The kinetics of free radicals generated by IR laser photolysis. I. Reactions of C2(a 3Πu) with NO, vinyl cyanide, and ethylene

Abstract

C₂(a ³Π_u) molecules are produced by multiple photon dissociation of either vinyl cyanide or ethylene with the focused output from a CO₂ TEA laser. Their reaction with NO is reported in this paper.
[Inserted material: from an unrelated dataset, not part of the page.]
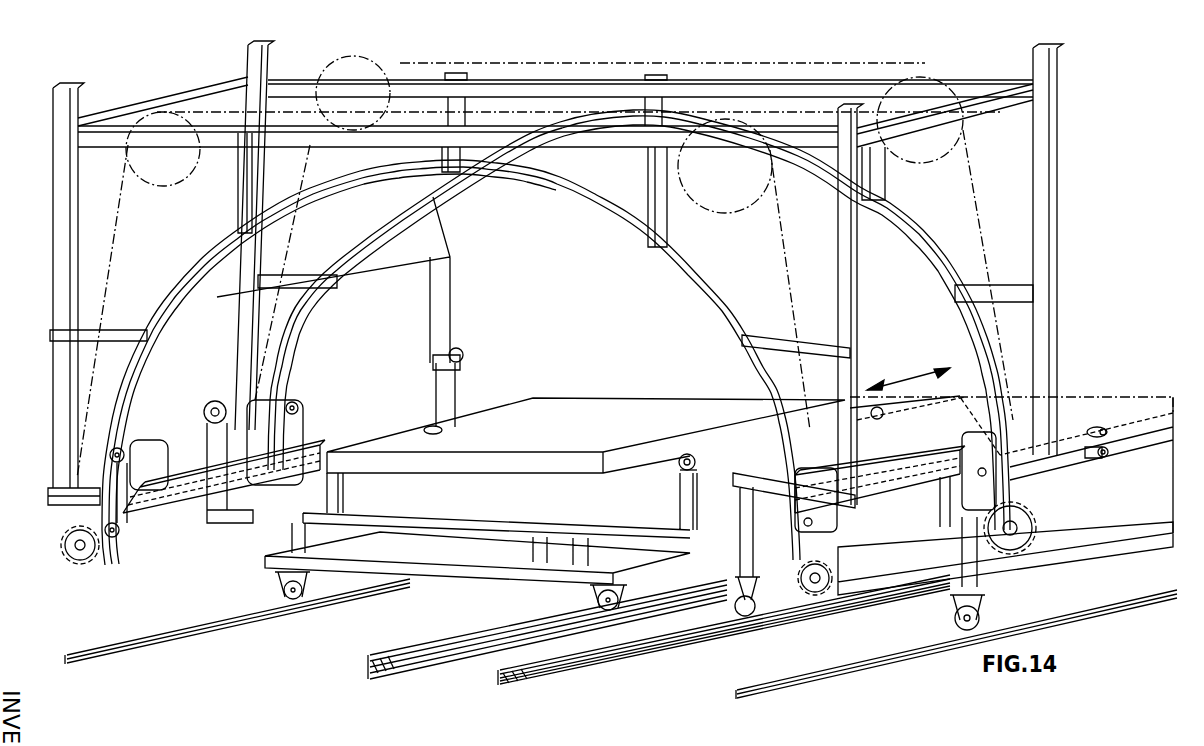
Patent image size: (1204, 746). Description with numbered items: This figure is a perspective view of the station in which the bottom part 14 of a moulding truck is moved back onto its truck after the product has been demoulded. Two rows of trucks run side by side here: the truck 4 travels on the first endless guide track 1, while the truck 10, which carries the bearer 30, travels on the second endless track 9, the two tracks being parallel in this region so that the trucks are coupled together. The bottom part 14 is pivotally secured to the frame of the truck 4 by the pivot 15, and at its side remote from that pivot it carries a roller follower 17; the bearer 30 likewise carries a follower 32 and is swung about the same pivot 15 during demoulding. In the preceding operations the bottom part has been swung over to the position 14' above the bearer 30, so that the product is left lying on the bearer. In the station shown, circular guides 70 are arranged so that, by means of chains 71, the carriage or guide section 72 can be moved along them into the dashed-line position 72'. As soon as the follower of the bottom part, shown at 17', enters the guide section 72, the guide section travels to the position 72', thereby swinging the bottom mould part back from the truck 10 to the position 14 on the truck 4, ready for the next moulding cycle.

The total quenching rate coefficient of C₂(a ³Π_u) by NO is determined both from laser induced fluorescence of C₂(a ³Π_u) and from the time resolved chemiluminescence from CN(B ²Σ⁺) and CN(A ²Π) which are formed in the reaction, and is (7.5±0.3)10⁻¹¹ cm³ molecule⁻¹ sec⁻¹. The vibrational energy disposal within the B ²Σ⁺ and A ²Π states of CN is estimated from the resolved bands of the CN(B ²Σ⁺→X ²Σ⁺) and CN(A ²Π→X ²Σ⁺) emission systems. Vibrational levels of CN(B ²Σ⁺) up to at least v′=5 but lower than v′=10 are excited, accompanied by high rotational excitation. CN in the A ²Π state is excited to at least the 16th vibrational level. The reaction populates the A ²Π state about 7 times more efficiently than it does the B ²Σ⁺ state. The reaction mechanism is discussed, and it is concluded that most of the electronically excited molecules are produced via the single step reaction C₂(a ³Π_u)+NO→CN(B ²Σ⁺ or A ²Π)+CO(X ¹Σ⁺). Quenching rate coefficients of C₂(a ³Π_u) by vinyl cyanide and ethylene are also reported.